Mit der neuen Diskussionsreihe „KONSENS – Gemeinsam Lösungen entwickeln“ eröffnete Academia Superior gemeinsam mit der Industriellenvereinigung Oberösterreich Anfang Dezember 2025 ein Format, das polarisierende gesellschaftliche Themen sachlich, evidenzbasiert und lösungsorientiert beleuchtet. Ziel ist es, unterschiedliche Perspektiven zusammenzuführen und Wege zu tragfähigen Zukunftsbildern zu entwickeln.
Im Zentrum der Auftaktveranstaltung stand die Frage nach Struktur, Funktion und Zukunftsfähigkeit des österreichischen Steuersystems. Österreich zählt mit einer Abgabenquote von 45,5 Prozent und einer Staatsquote von 56 Prozent zu den Ländern mit der höchsten steuerlichen Belastung in Europa – bei gleichzeitig hohem Investitionsbedarf in Infrastruktur, Bildung, Pflege und Digitalisierung. Diese Ausgangslage bildete den Rahmen für eine fundierte Auseinandersetzung mit Reformmöglichkeiten und langfristigen Steuerstrategien.
Die Ökonomin Dr. Margit Schratzenstaller (WIFO) betonte die Notwendigkeit eines strukturell erneuerten Abgabensystems, das ökologisch verträglich, international wettbewerbsfähig und zugleich beschäftigungs- und gleichstellungsförderlich sein solle. Ein Stufenplan zur Umgestaltung sei erforderlich, inklusive einer Föderalismusreform. Strukturreformen müssten aus ihrer Sicht zu einer sinkenden Abgabenquote führen.
Aus steuerrechtlicher Perspektive unterstrich Univ.-Prof. Dr. Michael Tumpel (Johannes Kepler Universität Linz), dass ein zukunftsfähiges Steuersystem Klarheit, Einfachheit und Verlässlichkeit bieten müsse. Modernisierungen im Bereich der Steuer-Compliance, eine verschlankte Steuerstruktur, der gezielte Einsatz von Digitalisierung sowie Sunset-Regeln könnten Effizienz und Vertrauen stärken. Besonders verwies er auf das Potenzial von Entlastungen beim Faktor Arbeit.

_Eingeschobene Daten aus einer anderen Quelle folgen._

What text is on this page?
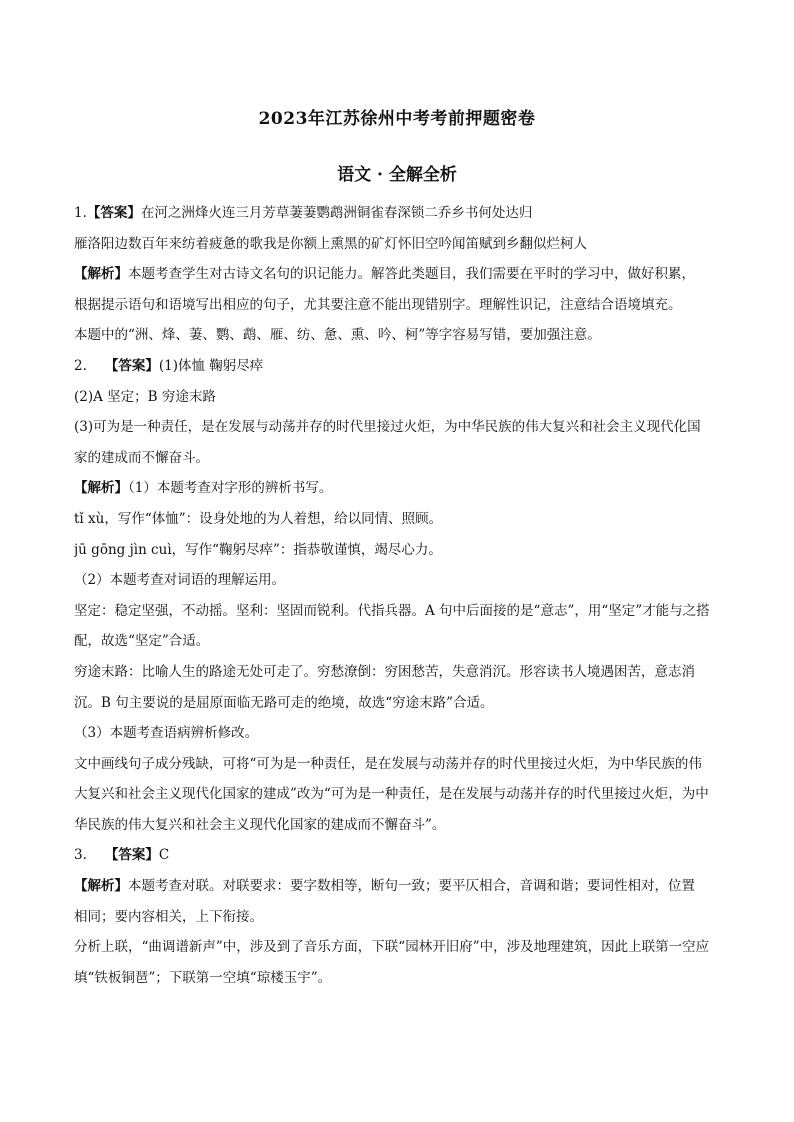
2023年江苏徐州中考考前押题密卷
语文 · 全解全析
1.【答案】在河之洲烽火连三月芳草萋萋鹦鹉洲铜雀春深锁二乔乡书何处达归
雁洛阳边数百年来纺着疲惫的歌我是你额上熏黑的矿灯怀旧空吟闻笛赋到乡翻似烂柯人
【解析】本题考查学生对古诗文名句的识记能力。解答此类题目，我们需要在平时的学习中，做好积累，
根据提示语句和语境写出相应的句子，尤其要注意不能出现错别字。理解性识记，注意结合语境填充。
本题中的“洲、烽、萋、鹦、鹉、雁、纺、惫、熏、吟、柯”等字容易写错，要加强注意。
2. 【答案】(1)体恤 鞠躬尽瘁
(2)A 坚定；B 穷途末路
(3)可为是一种责任，是在发展与动荡并存的时代里接过火炬，为中华民族的伟大复兴和社会主义现代化国
家的建成而不懈奋斗。
【解析】（1）本题考查对字形的辨析书写。
tǐ xù，写作“体恤”：设身处地的为人着想，给以同情、照顾。
jū gōng jìn cuì，写作“鞠躬尽瘁”：指恭敬谨慎，竭尽心力。
（2）本题考查对词语的理解运用。
坚定：稳定坚强，不动摇。坚利：坚固而锐利。代指兵器。A 句中后面接的是“意志”，用“坚定”才能与之搭
配，故选“坚定”合适。
穷途末路：比喻人生的路途无处可走了。穷愁潦倒：穷困愁苦，失意消沉。形容读书人境遇困苦，意志消
沉。B 句主要说的是屈原面临无路可走的绝境，故选“穷途末路”合适。
（3）本题考查语病辨析修改。
文中画线句子成分残缺，可将“可为是一种责任，是在发展与动荡并存的时代里接过火炬，为中华民族的伟
大复兴和社会主义现代化国家的建成”改为“可为是一种责任，是在发展与动荡并存的时代里接过火炬，为中
华民族的伟大复兴和社会主义现代化国家的建成而不懈奋斗”。
3. 【答案】C
【解析】本题考查对联。对联要求：要字数相等，断句一致；要平仄相合，音调和谐；要词性相对，位置
相同；要内容相关，上下衔接。
分析上联，“曲调谱新声”中，涉及到了音乐方面，下联“园林开旧府”中，涉及地理建筑，因此上联第一空应
填“铁板铜琶”；下联第一空填“琼楼玉宇”。
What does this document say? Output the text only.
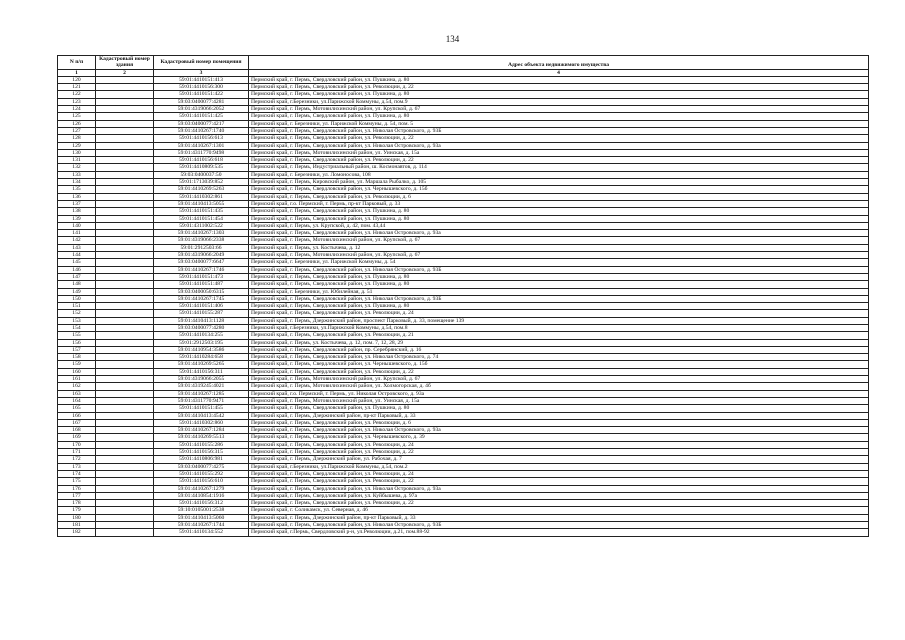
134
N п/п	Кадастровый номер здания	Кадастровый номер помещения	Адрес объекта недвижимого имущества
1	2	3	4
120		59:01:4410151:413	Пермский край, г. Пермь, Свердловский район, ул. Пушкина, д. 80
121		59:01:4410156:300	Пермский край, г. Пермь, Свердловский район, ул. Революции, д. 22
122		59:01:4410151:422	Пермский край, г. Пермь, Свердловский район, ул. Пушкина, д. 80
123		59:03:0400077:4281	Пермский край, г.Березники, ул.Парижской Коммуны, д.54, пом.9
124		59:01:4319066:2052	Пермский край, г. Пермь, Мотовилихинский район, ул. Крупской, д. 67
125		59:01:4410151:425	Пермский край, г. Пермь, Свердловский район, ул. Пушкина, д. 80
126		59:03:0400077:4217	Пермский край, г. Березники, ул. Парижской Коммуны, д. 54, пом. 5
127		59:01:4410267:1740	Пермский край, г. Пермь, Свердловский район, ул. Николая Островского, д. 93Б
128		59:01:4410156:613	Пермский край, г. Пермь, Свердловский район, ул. Революции, д. 22
129		59:01:4410267:1301	Пермский край, г. Пермь, Свердловский район, ул. Николая Островского, д. 93а
130		59:01:4311770:9498	Пермский край, г. Пермь, Мотовилихинский район, ул. Уинская, д. 15а
131		59:01:4410156:618	Пермский край, г. Пермь, Свердловский район, ул. Революции, д. 22
132		59:01:4410809:535	Пермский край, г. Пермь, Индустриальный район, ш. Космонавтов, д. 114
133		59:03:0400037:50	Пермский край, г. Березники, ул. Ломоносова, 108
134		59:01:1713039:852	Пермский край, г. Пермь, Кировский район, ул. Маршала Рыбалко, д. 105
135		59:01:4410269:5263	Пермский край, г. Пермь, Свердловский район, ул. Чернышевского, д. 15б
136		59:01:4410302:861	Пермский край, г. Пермь, Свердловский район, ул. Революции, д. 6
137		59:01:4410413:5055	Пермский край, г.о. Пермский, г. Пермь, пр-кт Парковый, д. 33
138		59:01:4410151:435	Пермский край, г. Пермь, Свердловский район, ул. Пушкина, д. 80
139		59:01:4410151:454	Пермский край, г. Пермь, Свердловский район, ул. Пушкина, д. 80
140		59:01:4311002:522	Пермский край, г. Пермь, ул. Крупской, д. 42, пом. 43,44
141		59:01:4410267:1303	Пермский край, г. Пермь, Свердловский район, ул. Николая Островского, д. 93а
142		59:01:4319066:2338	Пермский край, г. Пермь, Мотовилихинский район, ул. Крупской, д. 67
143		59:01:2912503:66	Пермский край, г. Пермь, ул. Костычева, д. 12
144		59:01:4319066:2049	Пермский край, г. Пермь, Мотовилихинский район, ул. Крупской, д. 67
145		59:03:0400077:6647	Пермский край, г. Березники, ул. Парижской Коммуны, д. 54
146		59:01:4410267:1746	Пермский край, г. Пермь, Свердловский район, ул. Николая Островского, д. 93Б
147		59:01:4410151:473	Пермский край, г. Пермь, Свердловский район, ул. Пушкина, д. 80
148		59:01:4410151:487	Пермский край, г. Пермь, Свердловский район, ул. Пушкина, д. 80
149		59:03:0400050:6315	Пермский край, г. Березники, ул. Юбилейная, д. 51
150		59:01:4410267:1745	Пермский край, г. Пермь, Свердловский район, ул. Николая Островского, д. 93Б
151		59:01:4410151:406	Пермский край, г. Пермь, Свердловский район, ул. Пушкина, д. 80
152		59:01:4410155:287	Пермский край, г. Пермь, Свердловский район, ул. Революции, д. 24
153		59:01:4410413:1128	Пермский край, г. Пермь, Дзержинский район, проспект Парковый, д. 33, помещение 139
154		59:03:0400077:4280	Пермский край, г.Березники, ул.Парижской Коммуны, д.54, пом.8
155		59:01:4410134:255	Пермский край, г. Пермь, Свердловский район, ул. Революции, д. 21
156		59:01:2912503:195	Пермский край, г. Пермь, ул. Костычева, д. 12, пом. 7, 12, 28, 29
157		59:01:4410954:3586	Пермский край, г. Пермь, Свердловский район, пр. Серебрянский, д. 16
158		59:01:4410284:658	Пермский край, г. Пермь, Свердловский район, ул. Николая Островского, д. 74
159		59:01:4410269:5265	Пермский край, г. Пермь, Свердловский район, ул. Чернышевского, д. 15б
160		59:01:4410156:311	Пермский край, г. Пермь, Свердловский район, ул. Революции, д. 22
161		59:01:4319066:2055	Пермский край, г. Пермь, Мотовилихинский район, ул. Крупской, д. 67
162		59:01:4319245:4021	Пермский край, г. Пермь, Мотовилихинский район, ул. Холмогорская, д. 4б
163		59:01:4410267:1285	Пермский край, г.о. Пермский, г. Пермь, ул. Николая Островского, д. 93а
164		59:01:4311770:9471	Пермский край, г. Пермь, Мотовилихинский район, ул. Уинская, д. 15а
165		59:01:4410151:455	Пермский край, г. Пермь, Свердловский район, ул. Пушкина, д. 80
166		59:01:4410413:4542	Пермский край, г. Пермь, Дзержинский район, пр-кт Парковый, д. 33
167		59:01:4410302:860	Пермский край, г. Пермь, Свердловский район, ул. Революции, д. 6
168		59:01:4410267:1284	Пермский край, г. Пермь, Свердловский район, ул. Николая Островского, д. 93а
169		59:01:4410269:5513	Пермский край, г. Пермь, Свердловский район, ул. Чернышевского, д. 39
170		59:01:4410155:286	Пермский край, г. Пермь, Свердловский район, ул. Революции, д. 24
171		59:01:4410156:315	Пермский край, г. Пермь, Свердловский район, ул. Революции, д. 22
172		59:01:4410806:981	Пермский край, г. Пермь, Дзержинский район, ул. Рабочая, д. 7
173		59:03:0400077:4275	Пермский край, г.Березники, ул.Парижской Коммуны, д.54, пом.2
174		59:01:4410155:292	Пермский край, г. Пермь, Свердловский район, ул. Революции, д. 24
175		59:01:4410156:610	Пермский край, г. Пермь, Свердловский район, ул. Революции, д. 22
176		59:01:4410267:1279	Пермский край, г. Пермь, Свердловский район, ул. Николая Островского, д. 93а
177		59:01:4410854:1916	Пермский край, г. Пермь, Свердловский район, ул. Куйбышева, д. 97а
178		59:01:4410156:312	Пермский край, г. Пермь, Свердловский район, ул. Революции, д. 22
179		59:10:0105001:2538	Пермский край, г. Соликамск, ул. Северная, д. 46
180		59:01:4410413:5060	Пермский край, г. Пермь, Дзержинский район, пр-кт Парковый, д. 33
181		59:01:4410267:1744	Пермский край, г. Пермь, Свердловский район, ул. Николая Островского, д. 93Б
182		59:01:4410134:552	Пермский край, г.Пермь, Свердловский р-н, ул.Революции, д.21, пом.88-92
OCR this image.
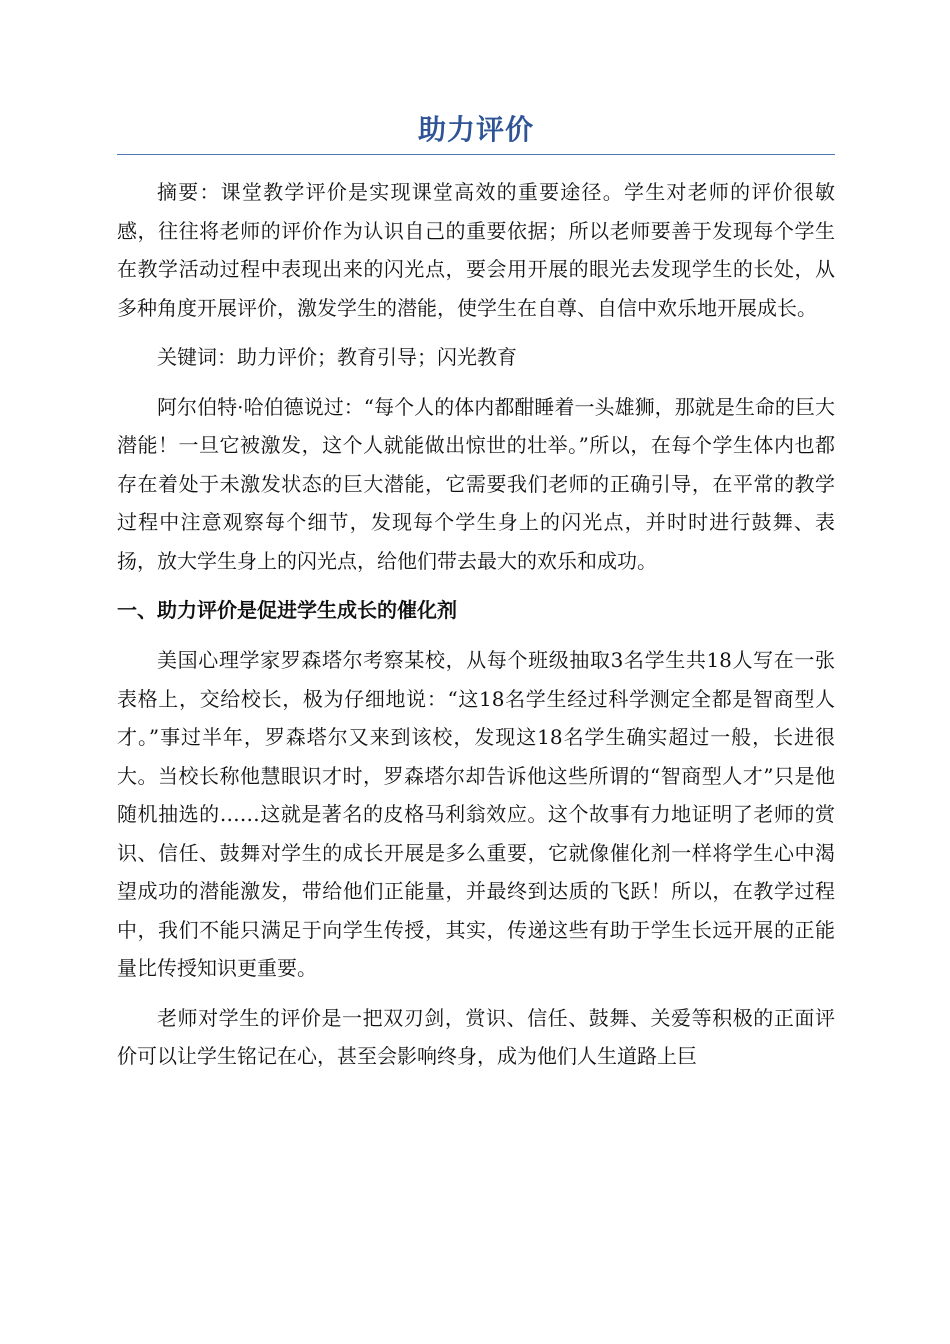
助力评价

摘要：课堂教学评价是实现课堂高效的重要途径。学生对老师的评价很敏感，往往将老师的评价作为认识自己的重要依据；所以老师要善于发现每个学生在教学活动过程中表现出来的闪光点，要会用开展的眼光去发现学生的长处，从多种角度开展评价，激发学生的潜能，使学生在自尊、自信中欢乐地开展成长。

关键词：助力评价；教育引导；闪光教育

阿尔伯特·哈伯德说过：“每个人的体内都酣睡着一头雄狮，那就是生命的巨大潜能！一旦它被激发，这个人就能做出惊世的壮举。”所以，在每个学生体内也都存在着处于未激发状态的巨大潜能，它需要我们老师的正确引导，在平常的教学过程中注意观察每个细节，发现每个学生身上的闪光点，并时时进行鼓舞、表扬，放大学生身上的闪光点，给他们带去最大的欢乐和成功。

一、助力评价是促进学生成长的催化剂

美国心理学家罗森塔尔考察某校，从每个班级抽取3名学生共18人写在一张表格上，交给校长，极为仔细地说：“这18名学生经过科学测定全都是智商型人才。”事过半年，罗森塔尔又来到该校，发现这18名学生确实超过一般，长进很大。当校长称他慧眼识才时，罗森塔尔却告诉他这些所谓的“智商型人才”只是他随机抽选的……这就是著名的皮格马利翁效应。这个故事有力地证明了老师的赏识、信任、鼓舞对学生的成长开展是多么重要，它就像催化剂一样将学生心中渴望成功的潜能激发，带给他们正能量，并最终到达质的飞跃！所以，在教学过程中，我们不能只满足于向学生传授，其实，传递这些有助于学生长远开展的正能量比传授知识更重要。

老师对学生的评价是一把双刃剑，赏识、信任、鼓舞、关爱等积极的正面评价可以让学生铭记在心，甚至会影响终身，成为他们人生道路上巨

In der anschließenden Diskussion – gemeinsam mit Mag. Anette Klinger (IFN Beteiligungs GmbH) und Mag. Erich Lehner (EY) – wurden zentrale Herausforderungen der Steuerpolitik vertieft. Klinger hob die Bedeutung einer Verantwortungs- und Vertrauenskultur hervor und plädierte für klare, transparente und einfache Regeln. Steuerpolitik könne gesellschaftliche Erwartungen nur dann erfüllen, wenn sie nicht zur Ersatzpolitik für andere Bereiche werde.
Lehner betonte die Rolle von Digitalisierung und KI als Treiber für Effizienzsteigerungen im Steuerwesen. Gleichzeitig verwies er auf die Diskrepanz zwischen dem ursprünglichen Ziel Österreichs beim EG-Beitritt – einer Abgabenquote von 38 Prozent – und dem heutigen Niveau. Eine systematische Evaluierung des Fördersystems, eine Vereinheitlichung der Verfahrensstrukturen und ein präziser Einsatz digitaler Instrumente seien aus seiner Sicht zentrale Reformschritte.
In mehreren Punkten zeichnete sich Konsens ab: Österreichs hohe Steuer- und Abgabenquote, strukturelle Mehrgleisigkeiten und eine komplexe Verwaltungsarchitektur belasten die Wettbewerbsfähigkeit. Ein entschlackter Steuerkodex, eine straffere Verwaltungsstruktur und ein vereinfachtes Förderwesen – idealerweise output-basiert – gelten als wesentliche Voraussetzungen für eine moderne, verlässliche Steuerpolitik. Internationale Beispiele verdeutlichten zudem die Bedeutung gemeinsamer europäischer Lösungen, etwa im Bereich der Steuer-Compliance.
Gleichzeitig wurden Unterschiede in der Bewertung einzelner Maßnahmen sichtbar, etwa beim Thema Erbschaftssteuer. Während Tumpel diese steuerpolitisch befürwortete und Schratzenstaller sie an eine generelle Senkung der Abgabenquote knüpfte, verwiesen Klinger und Lehner auf potenzielle Belastungen für Familienunternehmen.
Mit dem Start von „KONSENS“ ist ein Forum entstanden, das wissenschaftliche Analyse, wirtschaftliche Praxis und gesellschaftliche Perspektiven verbindet. Das Format fördert faktenbasierte Orientierung und trägt dazu bei, zentrale Zukunftsfragen abseits tagespolitischer Kontroversen zu diskutieren und weiterzuentwickeln.